Benjamin Hochman: Remembering when the Cardinals lost Buck and Kile, 20 Junes ago

Benjamin Hochman, St. Louis Post-Dispatch on

Published in Baseball

As Mike Matheny and Darryl Kile rode to the airport for a Chicago flight, they talked about life, and they talked about death.

Earlier that 2002 day, they attended the memorial service for Jack Buck, the legendary radio voice of their team, the St. Louis Cardinals.

“Whenever you’re faced with the fragile nature of life, you just kind of have those conversations,” said Matheny, the manager of the Kansas City Royals, by phone this past week. “And I’ll never forget, I was just talking about the impact that Mr. Jack Buck had on so many different people and how in this game we have that opportunity. …

“It just stuck out in my mind that we were having a conversation about life. Baseball players normally don’t slow down enough to talk about stuff like that. But we did. And that’s why it’s stuck out, because who would have ever thought during that conversation that one of us would not be making that trip back.”

It’s been 20 years. Two decades since June of 2002, when the pitcher Kile unexpectedly died in his Chicago hotel room on June 22, four days after Buck passed. The loss of Buck was anticipated but still gut-wrenching; the loss of Kile was a sucker punch to the gut — a pain from which many haven’t fully recovered.

Buck was 77. Kile was 33. Both were husbands and fathers. For St. Louis fans, there was simultaneous mourning — a gripping grief and disbelief. It was one of those times where you remember where you were when you heard.


Buck’s voice from the ballpark was this conduit of innocence. Over the KMOX airwaves, he connected the Cardinals to the fans and families. Buck himself felt like family. He was the orator of history, the narrator of lullabies.

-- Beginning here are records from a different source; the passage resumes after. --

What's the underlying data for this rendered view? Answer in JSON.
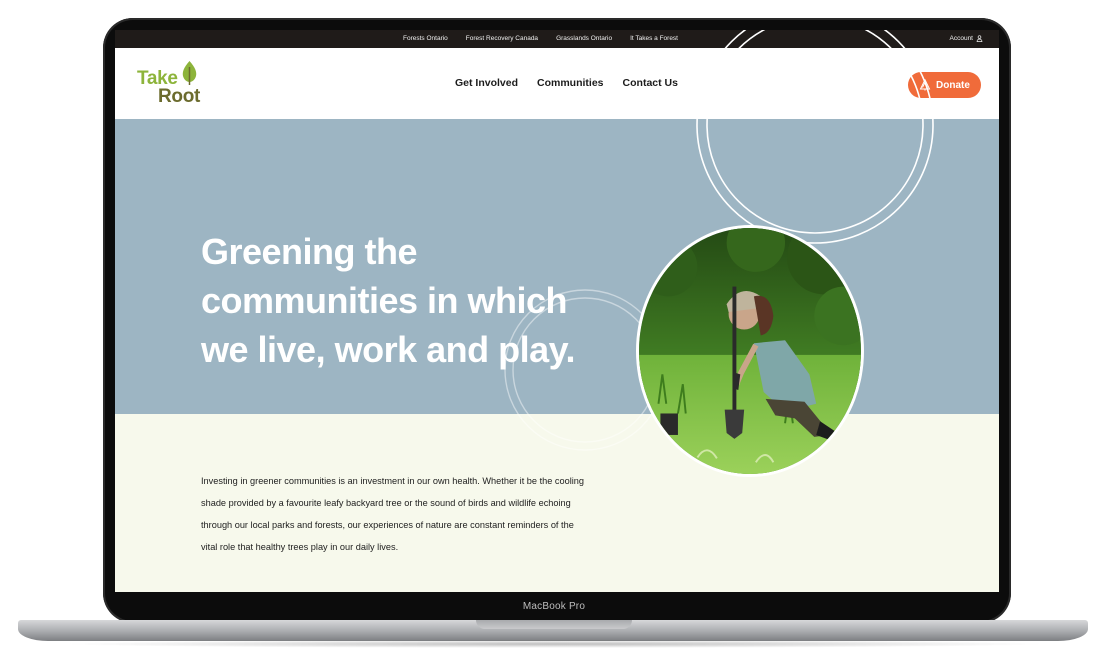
{
  "utility_nav": {
    "links": [
      "Forests Ontario",
      "Forest Recovery Canada",
      "Grasslands Ontario",
      "It Takes a Forest"
    ],
    "account_label": "Account"
  },
  "logo": {
    "line1": "Take",
    "line2": "Root"
  },
  "main_nav": {
    "items": [
      "Get Involved",
      "Communities",
      "Contact Us"
    ]
  },
  "donate": {
    "label": "Donate"
  },
  "hero": {
    "title_lines": [
      "Greening the",
      "communities in which",
      "we live, work and play."
    ]
  },
  "intro": {
    "text": "Investing in greener communities is an investment in our own health. Whether it be the cooling shade provided by a favourite leafy backyard tree or the sound of birds and wildlife echoing through our local parks and forests, our experiences of nature are constant reminders of the vital role that healthy trees play in our daily lives."
  },
  "device": {
    "label": "MacBook Pro"
  },
  "colors": {
    "accent": "#f06b3a",
    "hero_bg": "#9db5c3",
    "page_bg": "#f7f9ec",
    "topbar_bg": "#1f1b19",
    "logo_green": "#8db43b",
    "logo_olive": "#6b6b2e"
  },
  "icons": {
    "account": "user-icon",
    "donate": "tree-icon",
    "logo": "leaf-icon"
  }
}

And Kile was an active Cardinal, the lifeblood of the pitching staff. In his third season for St. Louis, he had been an All-Star, a 20-game winner and partly responsible for the resuscitation of franchise excellence. See, from 1988-1999, the Cardinals made the playoffs just once, but they made the playoffs in all three seasons Kile pitched for the club (2000-2002).

The third postseason appearance was an homage to No. 57 himself — the Cards took over first place the day before Buck died, and after they lost Kile, they won 57 games en route to October. St. Louis won the National League Division Series against Arizona, but lost the pennant to San Francisco.

“When we got to the field that year, it was like — we’re playing this one for Darryl,” said 2002 closer Jason Isringhausen by phone this past week. “This is the way Darryl would want us to play. Because I don’t think Darryl ever missed a start, to be honest with you. So it was just a different vibe, something that we’re playing for, something extra.”